Flight Behavior by Barbara Kingsolver
Once upon a time, I loved every book Barbara Kingsolver wrote: The Bean Trees grew into me, then Homeland and Other Stories, Animal Dreams (still my favorite), Pigs in Heaven. Heresy, I know, but Poisonwood Bible was not a favorite, but after surviving Animal, Vegetable, Miracle, I had to admit that my devotions diminished. Then came Flight Behavior last fall, and I couldn’t seem to avoid seeing that title bandied about in various literary listserv headlines, best-of compilations, award finalist short and longlists. So, in a fit of nostalgia, I hit ‘play.’
Dellarobia Turnbow is a discontented mother of two young children, trapped in a shot-gun marriage at age 17. Eleven years later, she’s still living in tiny Feathertown, Tennessee, in a house built by her in-laws, beholden to them for what little she and her sweet (but dull) husband have. Hiking up the mountains with intentions to flee her confining life – by starting an affair with the local telephone repairman – she comes upon a forest of monarch butterflies. The locals think it’s a miracle (Dellarobia’s mother takes groups up there for a fee!), the news goes national, and Dr. Ovid Byron arrives to tell the world that this disruption in the migration pattern of these majestic butterflies is actually an aberration of nature signaling disasters yet to come. Ovid’s passionate erudition is both an intellectual and emotional charge for Dellarobia who, surprise!, turns out to have a brain too big for her small-minded town. She spends three-quarters of the book in self-absorbed angst, and when she finally makes a major decision (spoiler alert!), a sudden deluge inundates her entire life.
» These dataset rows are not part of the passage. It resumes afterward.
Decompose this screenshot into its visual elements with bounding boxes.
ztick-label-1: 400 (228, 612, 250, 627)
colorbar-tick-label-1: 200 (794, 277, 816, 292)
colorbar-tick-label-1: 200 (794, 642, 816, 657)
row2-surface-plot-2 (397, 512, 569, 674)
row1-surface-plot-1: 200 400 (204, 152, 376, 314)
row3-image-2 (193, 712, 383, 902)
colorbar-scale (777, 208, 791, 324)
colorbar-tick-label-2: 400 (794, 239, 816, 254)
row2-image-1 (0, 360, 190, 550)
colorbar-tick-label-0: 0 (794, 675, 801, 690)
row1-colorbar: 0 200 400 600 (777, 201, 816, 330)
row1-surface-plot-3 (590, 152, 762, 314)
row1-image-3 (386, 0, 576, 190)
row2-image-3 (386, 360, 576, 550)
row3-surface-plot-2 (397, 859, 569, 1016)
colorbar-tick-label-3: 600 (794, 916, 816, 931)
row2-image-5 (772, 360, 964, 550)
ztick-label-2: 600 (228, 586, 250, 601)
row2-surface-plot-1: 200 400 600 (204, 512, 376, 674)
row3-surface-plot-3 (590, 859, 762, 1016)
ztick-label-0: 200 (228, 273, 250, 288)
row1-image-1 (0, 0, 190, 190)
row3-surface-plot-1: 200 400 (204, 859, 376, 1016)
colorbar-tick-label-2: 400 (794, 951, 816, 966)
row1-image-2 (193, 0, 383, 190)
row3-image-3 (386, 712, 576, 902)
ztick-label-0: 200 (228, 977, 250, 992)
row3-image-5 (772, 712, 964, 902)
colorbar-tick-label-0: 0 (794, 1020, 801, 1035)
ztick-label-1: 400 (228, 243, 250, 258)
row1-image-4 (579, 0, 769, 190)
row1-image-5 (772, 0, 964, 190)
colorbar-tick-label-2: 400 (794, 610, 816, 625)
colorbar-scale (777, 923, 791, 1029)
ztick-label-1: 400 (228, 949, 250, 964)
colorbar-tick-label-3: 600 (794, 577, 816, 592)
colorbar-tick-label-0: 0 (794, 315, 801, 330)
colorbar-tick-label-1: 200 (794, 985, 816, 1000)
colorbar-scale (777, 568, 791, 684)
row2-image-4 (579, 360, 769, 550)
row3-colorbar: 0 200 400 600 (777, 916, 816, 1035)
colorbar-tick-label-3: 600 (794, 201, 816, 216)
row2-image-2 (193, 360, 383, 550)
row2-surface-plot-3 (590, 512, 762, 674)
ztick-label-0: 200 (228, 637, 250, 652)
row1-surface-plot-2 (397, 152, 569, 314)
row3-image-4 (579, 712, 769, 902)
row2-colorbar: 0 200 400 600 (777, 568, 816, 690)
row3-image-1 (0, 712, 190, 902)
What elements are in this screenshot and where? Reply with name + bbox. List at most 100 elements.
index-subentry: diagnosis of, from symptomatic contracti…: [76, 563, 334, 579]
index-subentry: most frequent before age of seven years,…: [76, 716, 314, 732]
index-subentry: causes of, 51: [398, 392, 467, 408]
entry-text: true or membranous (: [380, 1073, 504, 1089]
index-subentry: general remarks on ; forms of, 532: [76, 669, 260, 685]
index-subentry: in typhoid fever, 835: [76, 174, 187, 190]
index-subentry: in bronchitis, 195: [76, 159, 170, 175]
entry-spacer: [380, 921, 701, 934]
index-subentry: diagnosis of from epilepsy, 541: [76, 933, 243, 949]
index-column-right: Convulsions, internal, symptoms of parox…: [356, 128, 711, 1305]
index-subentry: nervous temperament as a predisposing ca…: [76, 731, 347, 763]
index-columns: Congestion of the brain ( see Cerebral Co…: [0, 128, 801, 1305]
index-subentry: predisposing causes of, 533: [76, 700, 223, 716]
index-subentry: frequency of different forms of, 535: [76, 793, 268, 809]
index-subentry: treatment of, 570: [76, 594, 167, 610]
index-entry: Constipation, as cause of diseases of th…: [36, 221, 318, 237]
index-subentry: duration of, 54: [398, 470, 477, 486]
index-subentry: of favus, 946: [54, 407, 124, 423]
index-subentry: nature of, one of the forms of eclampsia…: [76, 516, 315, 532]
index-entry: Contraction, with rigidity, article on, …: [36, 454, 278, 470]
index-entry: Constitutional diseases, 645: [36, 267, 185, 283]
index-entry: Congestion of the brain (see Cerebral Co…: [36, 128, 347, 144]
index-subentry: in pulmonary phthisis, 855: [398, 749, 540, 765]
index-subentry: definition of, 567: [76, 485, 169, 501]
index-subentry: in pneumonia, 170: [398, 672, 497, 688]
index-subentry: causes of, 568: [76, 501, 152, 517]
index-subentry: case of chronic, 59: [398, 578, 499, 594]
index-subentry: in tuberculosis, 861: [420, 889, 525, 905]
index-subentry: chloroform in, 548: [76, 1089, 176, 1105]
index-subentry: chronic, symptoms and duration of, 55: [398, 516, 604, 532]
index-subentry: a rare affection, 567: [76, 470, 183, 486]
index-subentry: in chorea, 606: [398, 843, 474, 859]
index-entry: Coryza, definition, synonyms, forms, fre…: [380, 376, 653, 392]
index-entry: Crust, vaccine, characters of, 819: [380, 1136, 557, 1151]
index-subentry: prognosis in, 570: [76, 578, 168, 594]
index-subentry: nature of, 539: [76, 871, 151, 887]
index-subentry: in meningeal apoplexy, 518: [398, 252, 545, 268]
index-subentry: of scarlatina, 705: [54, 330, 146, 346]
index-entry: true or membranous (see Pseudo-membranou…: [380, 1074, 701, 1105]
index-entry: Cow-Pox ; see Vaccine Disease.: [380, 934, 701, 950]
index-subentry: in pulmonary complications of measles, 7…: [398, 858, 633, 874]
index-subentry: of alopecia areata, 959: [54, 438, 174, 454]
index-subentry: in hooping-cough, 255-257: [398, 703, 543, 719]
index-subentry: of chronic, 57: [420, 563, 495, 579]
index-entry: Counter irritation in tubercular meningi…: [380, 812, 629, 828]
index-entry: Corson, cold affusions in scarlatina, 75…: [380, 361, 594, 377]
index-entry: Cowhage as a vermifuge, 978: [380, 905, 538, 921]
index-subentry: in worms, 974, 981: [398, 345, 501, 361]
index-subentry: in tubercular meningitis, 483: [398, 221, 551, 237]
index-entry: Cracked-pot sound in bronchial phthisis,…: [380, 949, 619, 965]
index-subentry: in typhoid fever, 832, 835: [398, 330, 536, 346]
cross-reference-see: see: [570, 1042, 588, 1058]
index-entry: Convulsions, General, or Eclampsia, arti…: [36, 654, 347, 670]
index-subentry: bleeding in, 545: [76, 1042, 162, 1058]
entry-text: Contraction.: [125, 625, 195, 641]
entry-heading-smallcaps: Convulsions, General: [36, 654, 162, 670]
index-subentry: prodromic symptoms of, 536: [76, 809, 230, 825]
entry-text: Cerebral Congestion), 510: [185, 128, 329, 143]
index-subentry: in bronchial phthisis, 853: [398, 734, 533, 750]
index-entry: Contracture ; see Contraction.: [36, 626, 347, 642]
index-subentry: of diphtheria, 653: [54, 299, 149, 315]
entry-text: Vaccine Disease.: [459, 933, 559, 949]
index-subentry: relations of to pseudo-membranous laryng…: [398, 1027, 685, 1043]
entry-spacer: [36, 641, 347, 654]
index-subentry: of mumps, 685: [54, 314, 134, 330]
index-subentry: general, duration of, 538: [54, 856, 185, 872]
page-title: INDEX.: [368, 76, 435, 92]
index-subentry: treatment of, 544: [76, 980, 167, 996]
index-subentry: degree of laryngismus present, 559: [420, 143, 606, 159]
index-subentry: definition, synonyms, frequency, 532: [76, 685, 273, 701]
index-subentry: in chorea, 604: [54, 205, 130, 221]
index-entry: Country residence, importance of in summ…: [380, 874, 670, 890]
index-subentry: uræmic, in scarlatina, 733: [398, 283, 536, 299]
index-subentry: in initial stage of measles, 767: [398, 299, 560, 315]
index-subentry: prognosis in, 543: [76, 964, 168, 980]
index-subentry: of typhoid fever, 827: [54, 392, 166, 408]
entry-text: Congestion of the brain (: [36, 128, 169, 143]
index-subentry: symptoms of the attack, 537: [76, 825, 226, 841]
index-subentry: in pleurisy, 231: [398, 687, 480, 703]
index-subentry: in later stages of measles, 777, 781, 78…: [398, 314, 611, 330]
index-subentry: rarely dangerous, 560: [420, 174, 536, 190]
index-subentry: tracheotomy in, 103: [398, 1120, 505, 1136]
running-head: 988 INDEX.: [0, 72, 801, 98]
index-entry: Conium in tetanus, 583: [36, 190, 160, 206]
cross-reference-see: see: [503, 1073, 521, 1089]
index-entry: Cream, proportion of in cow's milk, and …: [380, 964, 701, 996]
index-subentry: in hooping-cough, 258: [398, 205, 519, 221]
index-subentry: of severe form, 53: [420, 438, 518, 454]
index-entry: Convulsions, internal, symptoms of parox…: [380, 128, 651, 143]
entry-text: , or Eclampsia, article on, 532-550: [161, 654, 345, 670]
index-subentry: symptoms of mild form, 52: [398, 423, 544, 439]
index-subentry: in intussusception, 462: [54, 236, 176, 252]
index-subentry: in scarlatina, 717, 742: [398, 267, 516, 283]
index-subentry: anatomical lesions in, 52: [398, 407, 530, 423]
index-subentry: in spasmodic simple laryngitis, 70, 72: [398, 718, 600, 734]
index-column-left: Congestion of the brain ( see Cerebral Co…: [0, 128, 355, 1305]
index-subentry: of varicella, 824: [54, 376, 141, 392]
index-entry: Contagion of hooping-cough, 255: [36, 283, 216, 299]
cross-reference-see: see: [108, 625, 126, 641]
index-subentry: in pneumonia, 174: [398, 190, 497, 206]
Somehow, I managed to survive 17 hours of dogged, misplaced loyalty. Kingsolver herself reads Flight Behavior – and her website shouts, “audiobook wins raves.” A link to a Publisher’s Weekly review touts, “Kingsolver proves an excellent reader of her own work, perfectly conveying both Dellarobia’s gossipy, accented smalltown neighbors and the distinctive Jamaican accent of intellectual Ovid …” That supposed “distinctive Jamaican accent” is most definitely not; what comes forth is some indistinguishable cacophony. But here’s the worst offense (did the reviewer actually listen in full?): the good doctor makes a distinct point to the shut-in Dellarobia who questions his background about being from “‘The United States of America. St. Thomas, Virgin Islands.’” The word “Jamaica” does not appear anywhere in the book. Not all islands are the same. Nor are all island accents interchangeable, either!
Oh, but I digress. If read you will, be sure to choose the page. Just in case you had any doubt that this is a novel with a message, be warned: from deforestation, rising tides, mudslides, global warming, a flood of epic proportions, and more, it’s all in there. As important as environmental awareness, protection, and active restoration are, such sledgehammer reminders of our earth under threat doesn’t necessarily make for effective storytelling.
Tidbit: I’m loathe to leave you without an environmentally protective alternate suggestion … so might I suggest the witty and rollicking Ruth Ozeki? I adored both My Year of Meats and All Over Creation; her latest, A Tale for the Time Being, sits high on my ‘must-read’ piles.